Que faire face à ce déferlement télévisé de clichés? Interdire la télévision à son enfant ne semble pas la solution optimale, ne serait-ce que parce que cela crée de la frustration et donnera encore davantage de force et d’impact aux publicités lorsque l’enfant y aura accès de manière détournée, par le biais d’internet ou chez les copains et copines. Il est toutefois possible, en tant que parent, de faire en sorte que l’influence de ces pubs soit réduite.
Les adultes peuvent ainsi proposer à leurs enfants d’autres modèles que celui de la petite fille qui joue à maquiller une tête à coiffer et du garçon qui s’amuse avec un pistolet laser, par le biais d’albums illustrés ou de dessins animés où filles et garçons ne tiennent pas un rôle stéréotypé. En effet, lorsqu’ils sont jeunes, les enfants vont inconsciemment associer à leur sexe et au sexe opposé les représentations majoritaires, celles qui sont quantitativement le plus évoquées, que ce soit à la télé ou dans les catalogues de jouet. Leur ouvrir les modèles du genre, porter à leur connaissance des «contre-modèles», en leur faisant par exemple visionner les dessins animés Mulan ou Rebelle, ou les films Billy Eliot ou Tomboy pour les plus grands, est une façon d’abattre les normes stéréotypées et de leur permettre d’associer leur propre sexe à un large éventail d’activités.

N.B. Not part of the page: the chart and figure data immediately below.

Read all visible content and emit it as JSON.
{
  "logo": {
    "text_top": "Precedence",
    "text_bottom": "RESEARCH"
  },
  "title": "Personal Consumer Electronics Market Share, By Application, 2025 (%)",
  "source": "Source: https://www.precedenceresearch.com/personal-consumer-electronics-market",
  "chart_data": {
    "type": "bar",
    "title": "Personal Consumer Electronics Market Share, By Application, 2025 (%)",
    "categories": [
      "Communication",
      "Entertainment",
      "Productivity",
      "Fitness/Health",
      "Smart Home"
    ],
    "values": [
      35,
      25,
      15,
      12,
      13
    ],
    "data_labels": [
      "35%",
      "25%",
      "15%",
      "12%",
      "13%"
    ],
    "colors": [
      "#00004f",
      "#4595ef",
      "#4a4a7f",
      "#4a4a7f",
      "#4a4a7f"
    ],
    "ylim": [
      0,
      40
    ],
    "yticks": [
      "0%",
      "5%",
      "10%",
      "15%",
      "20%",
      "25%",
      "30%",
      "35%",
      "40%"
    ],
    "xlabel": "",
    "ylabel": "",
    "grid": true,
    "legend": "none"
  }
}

Autre possibilité: se servir d’histoires qui problématisent la question du genre. La petite histoire Max embête les filles fait partie de ces ouvrages qui, parce qu’ils questionnent la question de l’égalité entre filles et garçons, permettent d’ouvrir la discussion sur les étiquettes sexuées. Et bien d’autres titres sont disponibles sur le marché: Mademoiselle Zazie a-t-elle un zizi? Quatre poules et un coq ou encore Marre du rose.
Il est également envisageable d’avoir avec son enfant, lorsqu’il a 5-6 ans, une conversation sur ces publicités. On peut le faire jouer au détective, lui demander de décortiquer les représentations du féminin et du masculin que ces publicités transmettent, ce que les couleurs, les voix, les sons évoquent pour lui. Mieux vaut décrypter ces stéréotypes avec lui plutôt que les ignorer en pensant qu’éteindre le petit écran à l’heure des publicités lui évitera d’y être confronté. Donner aux enfants des instruments pour décoder les images marketing dont ils sont la cible leur permettra d’acquérir une distance critique qui leur servira lors de la diffusion des publicités sexistes – et tout au long de leur vie.